By Dmitriy Shapiro/JNS.org/Washington Jewish Week
With only weeks left before the planned April 29 deadline to reach an agreement in the U.S. brokered Israeli-Palestinian peace negotiations, the Obama administration has been working overtime to salvage talks that unraveled early last week. Despite the effort, experts are bearish on whether any progress can be made with the parties involved, all of whom are embattled at home and abroad.
Former Mideast peace negotiator Aaron David Miller, vice president for new initiatives and a distinguished scholar at the Woodrow Wilson International Center for Scholars, believes that from the outset, leaders from both sides were incapable of making the tough decisions on core issues that were needed to reach an agreement in these talks.

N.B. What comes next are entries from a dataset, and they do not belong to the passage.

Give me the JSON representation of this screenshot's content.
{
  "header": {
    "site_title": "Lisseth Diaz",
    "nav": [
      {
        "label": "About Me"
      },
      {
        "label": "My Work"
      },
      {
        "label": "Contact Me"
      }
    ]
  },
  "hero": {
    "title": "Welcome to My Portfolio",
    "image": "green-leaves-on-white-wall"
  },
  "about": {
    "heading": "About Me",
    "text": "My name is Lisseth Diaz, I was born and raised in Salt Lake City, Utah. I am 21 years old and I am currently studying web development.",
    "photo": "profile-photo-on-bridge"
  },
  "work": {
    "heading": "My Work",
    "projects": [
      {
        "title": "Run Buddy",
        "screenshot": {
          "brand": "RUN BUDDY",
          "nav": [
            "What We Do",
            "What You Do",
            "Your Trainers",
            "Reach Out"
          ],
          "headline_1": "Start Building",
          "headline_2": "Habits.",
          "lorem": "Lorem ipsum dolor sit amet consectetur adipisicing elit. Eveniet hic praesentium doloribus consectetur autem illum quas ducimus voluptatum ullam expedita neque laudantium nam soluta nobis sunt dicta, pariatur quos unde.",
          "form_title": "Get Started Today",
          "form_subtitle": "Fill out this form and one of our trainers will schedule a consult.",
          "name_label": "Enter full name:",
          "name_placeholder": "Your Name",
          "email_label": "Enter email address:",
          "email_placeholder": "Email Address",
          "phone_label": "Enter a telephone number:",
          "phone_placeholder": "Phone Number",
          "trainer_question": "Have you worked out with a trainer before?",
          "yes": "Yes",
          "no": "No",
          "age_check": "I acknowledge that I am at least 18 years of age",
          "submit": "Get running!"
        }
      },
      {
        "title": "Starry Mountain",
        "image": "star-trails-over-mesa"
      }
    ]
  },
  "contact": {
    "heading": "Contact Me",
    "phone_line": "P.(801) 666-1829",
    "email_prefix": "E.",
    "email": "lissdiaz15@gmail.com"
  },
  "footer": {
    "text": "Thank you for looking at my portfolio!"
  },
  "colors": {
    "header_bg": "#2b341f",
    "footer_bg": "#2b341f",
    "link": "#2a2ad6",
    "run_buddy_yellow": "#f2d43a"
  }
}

“Certainly not with Benjamin Netanyahu and Mahmoud Abbas as leaders, and I think it was clear to only but the most woefully obtuse people,” Miller said of the Israeli prime minister and Palestinian Authority president.
“Every time there’s been a breakthrough, you need three ingredients—you have none of them [this time],” he told JNS.org. “Number one, you need pain. Number two, you need gain. Number three, you need leaders. Israeli, Palestinian, and American leaders. You don’t have any of those things. I’m sure there’s pain, but not enough. I’m sure there are prospects of gain, but not enough, and you don’t have the kind of leaders that are masters of their political constituency.”
After months of shepherding by U.S. Secretary of State John Kerry, the talks broke down after Israel delayed (and eventually canceled) the fourth round of an agreed-upon release of Palestinian terrorist prisoners and Abbas moved forward with threats to join 15 international agreements as a member state.
Though Netanyahu displays admirable staying power, according to Miller, he is embroiled in internal battles with right-wing elements of his own Likud party and even more right-wing members of his governing coalition—forcefully limiting his ability to make any significant departures from the status quo.
“From the Israeli perspective, I think the issue of the prisoners was contested within the government, so mainly Netanyahu’s problem is within his own government,” said Boaz Atzili, professor of international politics at American University. “The right wing of the government that sort of gave up on the previous round of prisoner releases decided to stand its ground on this one.”
As far as Israeli politics is concerned, Itamar Rabinovich, Israel’s former ambassador to the United States and president of the Israel Institute, which is based in Washington, D.C. and Tel Aviv, agrees about growing disaffection with Netanyahu among Israeli hardliners.
“There is a powerful lobby in the country and inside the coalition in the government; the settlers would like to see a collapse of the negotiations and a perpetuation of the status quo, and I hope the prime minister asserts himself and takes the leadership,” Rabinovich told JNS.org.
For Abbas, according to Rabinovich, the situation is even grimmer, as his authority is viewed by many Palestinians as illegitimate after he has prevented elections from being held in the West Bank since 2009. His move to join international agreements last week has shored up his base, so to speak.
“The Palestinians certainly now have a sense of empowerment having discovered that the threat to go to the U.N. General Assembly and to go to these 15 agencies, and to move forward if not to complete the march towards formal statehood, is a threat that both the U.S. and Israel are terrified or at least made anxious by, and they are now trying to exploit it and press for much, much, better terms,” explained Rabinovich.
The moves show that the nearly nine months of talks have not engendered any greater trust between Israel and the Palestinians over what existed previously.
“In the Palestinian case, I think they believe that Israel just wants to talk for the sake of talking and is not really interested in reaching a peace agreement,” said Atzili.
In his first public statements after the new developments, Netanyahu on Sunday said that he remains willing to continue talks, but “not at any cost.” He said that Israel could also take unilateral actions.
If the talks were to move forward, argued Rabinovich, Kerry may not be in the best position to conduct them, but the ball is squarely in America’s court if the talks have any chance of rebounding. The effort, said Rabinovich, should include greater investment by President Barack Obama.
“It’s the president’s [responsibility] at the end of the day,” he explained, “and I would say, since there is all this perception and talk about a U.S. shift from Europe and the Middle East to the Pacific, a general sense of lack of success in foreign policy—in Ukraine [and] Iran—this is a place you can make a difference and make a big investment.”
The State Department has blamed both sides for the unraveling of the talks, and has urged both sides to continue discussions. But on Friday, State’s deputy spokesman Marie Harf appeared to be distancing her department from a full commitment to continuing or extending the talks.
“So is there a path forward that both sides can agree to where we can go from here? We are evaluating that right now,” she said.
The Wilson Center’s Miller offered a sobering assessment.
“There aren’t many things to do,” he said. “You can leave them alone for a while. You can see if you can fix the burgeoning of deterioration of confidence. You can put a U.S. paper on the table; if they won’t accept it, say, ‘Fine, when you’re ready to deal with something real, call me.’ Those are about the only three things you can do.”